All the items showed significant misfit to the Rasch model, probably due to the large sample size. After ICCs were investigated and random samples were drawn, only item 2 was of specific concern. Hence, this shows that when investigating item fit (or other analyses based on chi-square statistics), it is important to consider sample size. Item 2 under-discriminated, which is in line with Kleppang and Hagquist [28] applying RMT to the HSCL–10. Under-discriminating items are probably tapping other constructs that are negatively correlated with the latent trait [40], here depressive symptoms. There might be reasons other than depression for sleep problems, such as the use of smart devices late at night. Being on social media or gaming may also influence the answers. In addition, the item wording is very imprecise. Sleeping problems might be problems concerning falling asleep, staying asleep, waking up, or restless sleep [41]. In the course of this study, different versions of item wording were found for this item when it was used in different scales, languages, and studies [3, 11, 13, 14]. In the Depressive Mood Inventory [11] and when reporting on depressive symptoms from Ungdata in English, the wording ‘having trouble going to sleep or staying asleep’ is used [13]. However, the wording in the Norwegian version is ‘sleep problems’. Consequently, there might be problems with the translation that affect the psychometric properties of the scale. Difficulties having trouble going to sleep or staying asleep is much more precise than sleep problems, and the former item wording is preferable. For future data collection, revising this item wording is recommended, so that it is more precise and in line with the English wording of the item.

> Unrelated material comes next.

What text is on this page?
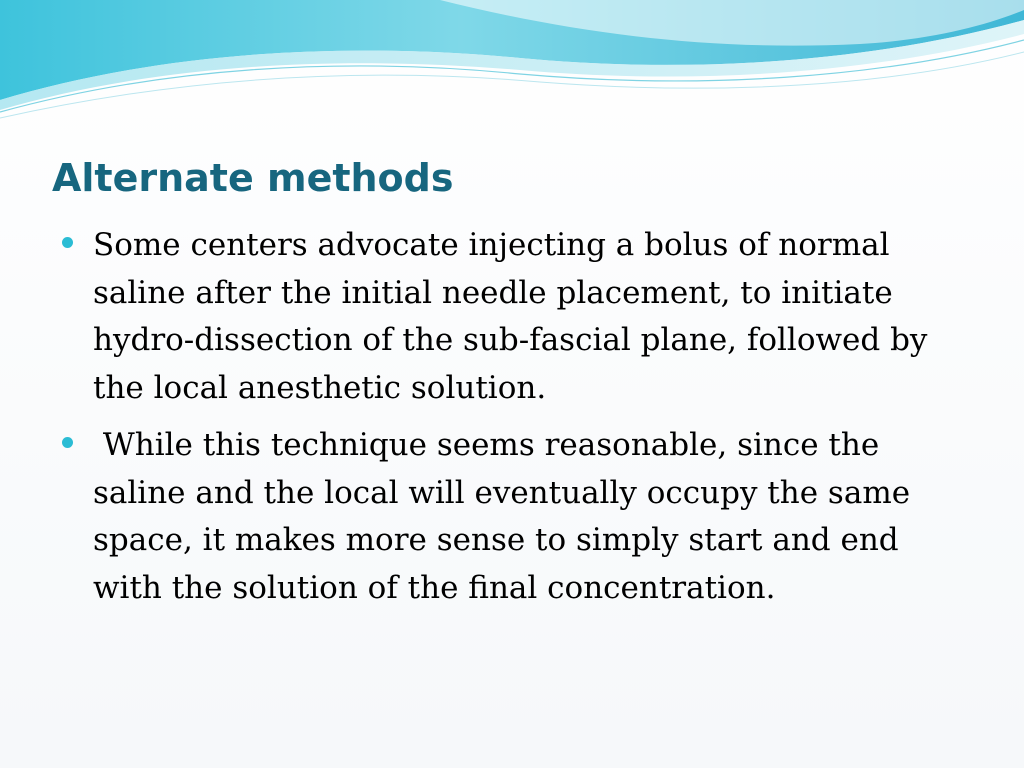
Alternate methods
Some centers advocate injecting a bolus of normal saline after the initial needle placement, to initiate hydro-dissection of the sub-fascial plane, followed by the local anesthetic solution.
While this technique seems reasonable, since the saline and the local will eventually occupy the same space, it makes more sense to simply start and end with the solution of the final concentration.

Differential item functioning

Differential item functioning related to gender is one of the concerns revealed in this study, which is in line with Kleppang and Hagquist [28]. For items displaying DIF, further quantitative information is required and item content should be qualitatively assessed [25, 36]. There might be several reasons why item 6 (‘worried too much about things’) shows gender DIF. An explanation may be that females worry more about things than males do [42], and hence are more familiar with these kinds of problems. Alternatively, it might be easier for females than males to express their worries. On the other hand, there might be a risk of response bias as some of the adolescents might answer in the way they think is expected. The item wording may also be a source of DIF. What ‘too much’ really means can be discussed; the adolescents may have different perceptions about this. Moreover, the wording ‘worried about things’ is unclear. The adolescents may have different perceptions of what ‘things’ refers to – it may concern school, family, social relations, or health.

Splitting the item might reveal whether the DIF is real or artificial [37]. However, the consequences of creating separate response items unique to females and males, respectively, need to be considered. By splitting the item, information about depressive symptoms and the possibility of a direct comparison between males and females might be lost.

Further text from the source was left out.